For that total, the split would be roughly $353,047 for Ayer and $408,028 for Shirley.

In the preliminary proposed fiscal 2015 budget, however, the split is roughly $674,327 for Ayer and $588,748 for Shirley, for a cumulative total increase of $1,263,075.

"The 64/36 gap will close over the years, based on some assumptions that are reasonable but may not get played out," Katz said. 

The third chart was the "ASRSD Assessment Increase Breakdown" fiscal 2012 through fiscal 2019. The document shows the combined Ayer RLC, phase-in reduction and NSS>RLC totaling $313,868 in fiscal 2015.

For Shirley, the fiscal 2015 RLC, phase-in increase and NSS>RLC total $385,979. That brings the district total to $699,847. The split would be 60/40 by fiscal 2016, and 56/44 by fiscal 2017, the last year of the phase-in.

That would mean about a 50 percent increase in Ayer's tax levy and a 100 percent increase in Shirley's tax levy every year, said Mock.
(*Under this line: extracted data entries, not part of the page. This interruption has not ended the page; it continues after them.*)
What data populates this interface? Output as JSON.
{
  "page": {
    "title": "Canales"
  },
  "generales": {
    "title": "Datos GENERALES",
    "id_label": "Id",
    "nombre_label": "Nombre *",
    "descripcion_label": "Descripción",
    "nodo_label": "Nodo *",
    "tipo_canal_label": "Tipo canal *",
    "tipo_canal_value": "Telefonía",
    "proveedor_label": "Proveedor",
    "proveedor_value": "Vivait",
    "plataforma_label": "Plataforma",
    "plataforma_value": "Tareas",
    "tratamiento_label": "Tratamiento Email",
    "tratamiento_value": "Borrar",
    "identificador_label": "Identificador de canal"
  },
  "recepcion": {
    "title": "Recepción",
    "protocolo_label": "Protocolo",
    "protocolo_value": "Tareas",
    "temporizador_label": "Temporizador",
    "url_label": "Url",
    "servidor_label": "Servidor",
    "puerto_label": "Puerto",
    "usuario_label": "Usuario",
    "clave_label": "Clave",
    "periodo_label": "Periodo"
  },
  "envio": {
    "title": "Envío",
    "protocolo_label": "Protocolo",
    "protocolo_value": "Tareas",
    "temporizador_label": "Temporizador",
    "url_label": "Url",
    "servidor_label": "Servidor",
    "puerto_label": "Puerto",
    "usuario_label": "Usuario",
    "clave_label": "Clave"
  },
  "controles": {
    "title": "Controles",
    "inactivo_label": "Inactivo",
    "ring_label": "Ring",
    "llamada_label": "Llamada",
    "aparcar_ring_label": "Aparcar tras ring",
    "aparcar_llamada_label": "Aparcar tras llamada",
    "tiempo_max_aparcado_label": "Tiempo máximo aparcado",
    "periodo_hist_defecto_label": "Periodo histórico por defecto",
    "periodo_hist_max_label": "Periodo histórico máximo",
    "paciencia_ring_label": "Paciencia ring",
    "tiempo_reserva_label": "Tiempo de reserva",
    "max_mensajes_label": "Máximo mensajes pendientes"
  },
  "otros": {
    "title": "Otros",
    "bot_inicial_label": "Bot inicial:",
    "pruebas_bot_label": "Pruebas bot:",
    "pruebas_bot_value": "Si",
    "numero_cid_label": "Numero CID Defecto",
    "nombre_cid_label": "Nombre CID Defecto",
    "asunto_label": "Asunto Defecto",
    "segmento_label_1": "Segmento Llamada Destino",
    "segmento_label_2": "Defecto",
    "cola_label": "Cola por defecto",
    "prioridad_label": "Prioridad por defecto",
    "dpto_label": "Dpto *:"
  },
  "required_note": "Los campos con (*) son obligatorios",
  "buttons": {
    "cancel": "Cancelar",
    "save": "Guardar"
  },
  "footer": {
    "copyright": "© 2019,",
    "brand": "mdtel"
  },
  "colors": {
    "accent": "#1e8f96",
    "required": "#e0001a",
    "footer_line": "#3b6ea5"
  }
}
The increases would be about $700,000, or about three percent, for each year for the district.

"The best case scenario you are looking at is two to three very difficult years for Shirley. We talked some about it last year, and it was acknowledged that it was a harsh reality, but there is still an imbalance as to what the two towns will bear," Mock said.

A Nine-Town Comparison

The fourth chart presented to the school committee showed the percent of total municipal expenditures that nine area towns, including Ayer and Shirley, spend on their schools. The data was collected by the state Department of Revenue.

Shirley had the lowest percentage the first two years and came in seventh for 2012. Ayer was ranked eighth the first two years and ninth in 2012. In 2011, the percentage of school expenses compared with municipal expenses actually dropped for the two communities.

"As a resident new to this area, and having heard of a lack of resources available to the school," Mock said, "I see that reflected here. In 2012, Shirley's expenditures for the schools jumps, but Ayer's drops."

In the current budget scenario, said Mock, "the town with the weakest municipal budget limit could strangle the schools.

"You have a regional school district but are not really tapping regional resources. It is a regional entity that is tapping the municipalities differently," he explained. "It is worth having the conversation about how you address that."